Mis pensamientos daban vueltas, patas arriba. De manera que Riley sabía que era seguro ponernos al sol; o no lo sabía, y nuestra creadora le había contado esta historia de los cuatro días. O... aquello era verdad, y Diego y yo habíamos tenido la suerte de encontrarnos en uno de esos días, excepto por el hecho de que Diego ya había salido antes a la sombra. Y Riley estaba convir­tiéndolo en una especie de solsticio estacional, mien­tras que Diego y yo habíamos estado tan panchos al sol hacía apenas cuatro días.

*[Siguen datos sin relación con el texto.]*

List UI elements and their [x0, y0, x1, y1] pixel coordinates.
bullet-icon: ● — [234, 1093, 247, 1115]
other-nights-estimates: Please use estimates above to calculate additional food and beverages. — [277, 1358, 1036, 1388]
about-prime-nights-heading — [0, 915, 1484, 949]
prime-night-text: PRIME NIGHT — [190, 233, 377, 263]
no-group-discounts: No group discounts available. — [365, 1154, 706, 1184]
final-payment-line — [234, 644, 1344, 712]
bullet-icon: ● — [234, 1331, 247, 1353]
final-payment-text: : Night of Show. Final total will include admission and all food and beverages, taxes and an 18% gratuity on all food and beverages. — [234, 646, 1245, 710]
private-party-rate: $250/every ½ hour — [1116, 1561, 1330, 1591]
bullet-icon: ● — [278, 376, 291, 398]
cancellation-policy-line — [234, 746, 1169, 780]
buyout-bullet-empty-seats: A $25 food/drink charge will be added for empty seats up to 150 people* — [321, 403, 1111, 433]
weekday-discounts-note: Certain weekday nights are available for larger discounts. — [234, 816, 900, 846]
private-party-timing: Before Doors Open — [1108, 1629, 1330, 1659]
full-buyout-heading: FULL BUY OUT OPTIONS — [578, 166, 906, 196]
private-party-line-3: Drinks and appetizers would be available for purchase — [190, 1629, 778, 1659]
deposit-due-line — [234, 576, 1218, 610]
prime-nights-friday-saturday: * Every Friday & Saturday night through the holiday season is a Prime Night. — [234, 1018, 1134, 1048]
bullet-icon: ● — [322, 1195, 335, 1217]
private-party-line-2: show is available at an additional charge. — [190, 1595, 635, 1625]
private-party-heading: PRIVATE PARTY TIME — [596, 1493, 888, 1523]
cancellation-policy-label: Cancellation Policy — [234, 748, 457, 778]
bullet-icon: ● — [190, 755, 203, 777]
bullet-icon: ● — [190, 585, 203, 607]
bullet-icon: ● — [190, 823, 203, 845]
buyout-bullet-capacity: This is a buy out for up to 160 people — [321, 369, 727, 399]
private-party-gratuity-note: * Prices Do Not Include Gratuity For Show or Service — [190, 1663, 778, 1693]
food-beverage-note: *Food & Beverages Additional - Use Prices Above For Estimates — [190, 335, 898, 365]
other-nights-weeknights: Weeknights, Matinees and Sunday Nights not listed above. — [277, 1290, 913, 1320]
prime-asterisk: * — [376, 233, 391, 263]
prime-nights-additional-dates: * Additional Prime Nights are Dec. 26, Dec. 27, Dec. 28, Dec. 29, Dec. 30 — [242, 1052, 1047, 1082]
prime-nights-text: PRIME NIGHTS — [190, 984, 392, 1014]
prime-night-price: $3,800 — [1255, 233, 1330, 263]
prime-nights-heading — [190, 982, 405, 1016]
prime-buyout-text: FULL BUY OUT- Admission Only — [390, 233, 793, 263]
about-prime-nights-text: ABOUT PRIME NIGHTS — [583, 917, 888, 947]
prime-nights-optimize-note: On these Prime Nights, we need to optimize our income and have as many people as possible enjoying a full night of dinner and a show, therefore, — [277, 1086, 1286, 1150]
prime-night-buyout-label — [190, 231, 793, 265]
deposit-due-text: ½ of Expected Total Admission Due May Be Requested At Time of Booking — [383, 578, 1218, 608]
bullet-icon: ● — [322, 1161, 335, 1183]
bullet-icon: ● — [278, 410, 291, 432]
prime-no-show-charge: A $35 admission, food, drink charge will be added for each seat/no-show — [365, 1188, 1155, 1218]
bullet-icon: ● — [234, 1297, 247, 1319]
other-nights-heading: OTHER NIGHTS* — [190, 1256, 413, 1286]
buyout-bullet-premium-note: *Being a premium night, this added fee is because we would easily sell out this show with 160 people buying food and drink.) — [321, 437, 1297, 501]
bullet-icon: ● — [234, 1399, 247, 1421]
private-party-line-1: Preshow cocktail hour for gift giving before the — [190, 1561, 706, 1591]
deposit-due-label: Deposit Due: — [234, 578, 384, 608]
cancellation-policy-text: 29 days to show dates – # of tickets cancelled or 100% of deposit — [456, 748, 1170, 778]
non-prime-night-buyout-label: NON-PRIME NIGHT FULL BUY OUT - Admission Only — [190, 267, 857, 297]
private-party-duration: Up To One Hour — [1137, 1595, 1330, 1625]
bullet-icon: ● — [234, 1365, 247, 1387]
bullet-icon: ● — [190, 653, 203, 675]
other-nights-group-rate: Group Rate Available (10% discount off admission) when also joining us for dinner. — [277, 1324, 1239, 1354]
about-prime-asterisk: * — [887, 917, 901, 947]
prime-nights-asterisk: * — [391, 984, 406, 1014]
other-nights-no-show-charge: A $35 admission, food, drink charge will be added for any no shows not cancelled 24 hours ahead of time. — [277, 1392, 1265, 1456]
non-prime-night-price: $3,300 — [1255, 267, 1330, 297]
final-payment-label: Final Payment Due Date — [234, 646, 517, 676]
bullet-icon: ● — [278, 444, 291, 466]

Podía entender que Riley y nuestra creadora pre­tendiesen controlarnos con el temor al sol. Tenía senti­do. Pero ¿por qué contar ahora la verdad de un modo tan parcial?
Apostaría a que tenía algo que ver con los aterra­dores encapuchados. Ella probablemente quería ganar tiempo antes de su fecha tope. Los encapuchados no ha­bían prometido dejarla vivir cuando matásemos a todos los vampiros de los ojos amarillos. Supuse que ella de­saparecería en el preciso instante en que cumpliese su objetivo aquí: matar al clan de los ojos amarillos y tomar­se unas largas vacaciones en Australia o en cualquier lu­gar en el otro extremo del mundo. Y me daba en la nariz que no iba a enviarnos invitaciones con nuestro nombre grabado. Tendría que encontrar a Diego rápido para po­der largarnos también, pero en la dirección opuesta de Riley y nuestra creadora. Y debía contárselo a Fred. Deci­dí hacerlo en cuanto estuviésemos un momento a solas.
Cuánta manipulación había en aquel discursito, y yo ni siquiera tenía la certeza de estar detectándola to­da. Ojalá Diego estuviese aquí y pudiésemos analizar­lo juntos.
De estar Riley realmente inventándose sobre la mar­cha este rollo de los cuatro días, yo me creía capaz de entender el porqué. No podía plantarse allí y decirnos:
«Oye, que os he estado mintiendo toda vuestra vida, pe­ro ahora os estoy diciendo la verdad». El quería que hoy le siguiéramos a la batalla, no podía socavar la poca o la mucha confianza que se hubiese ganado.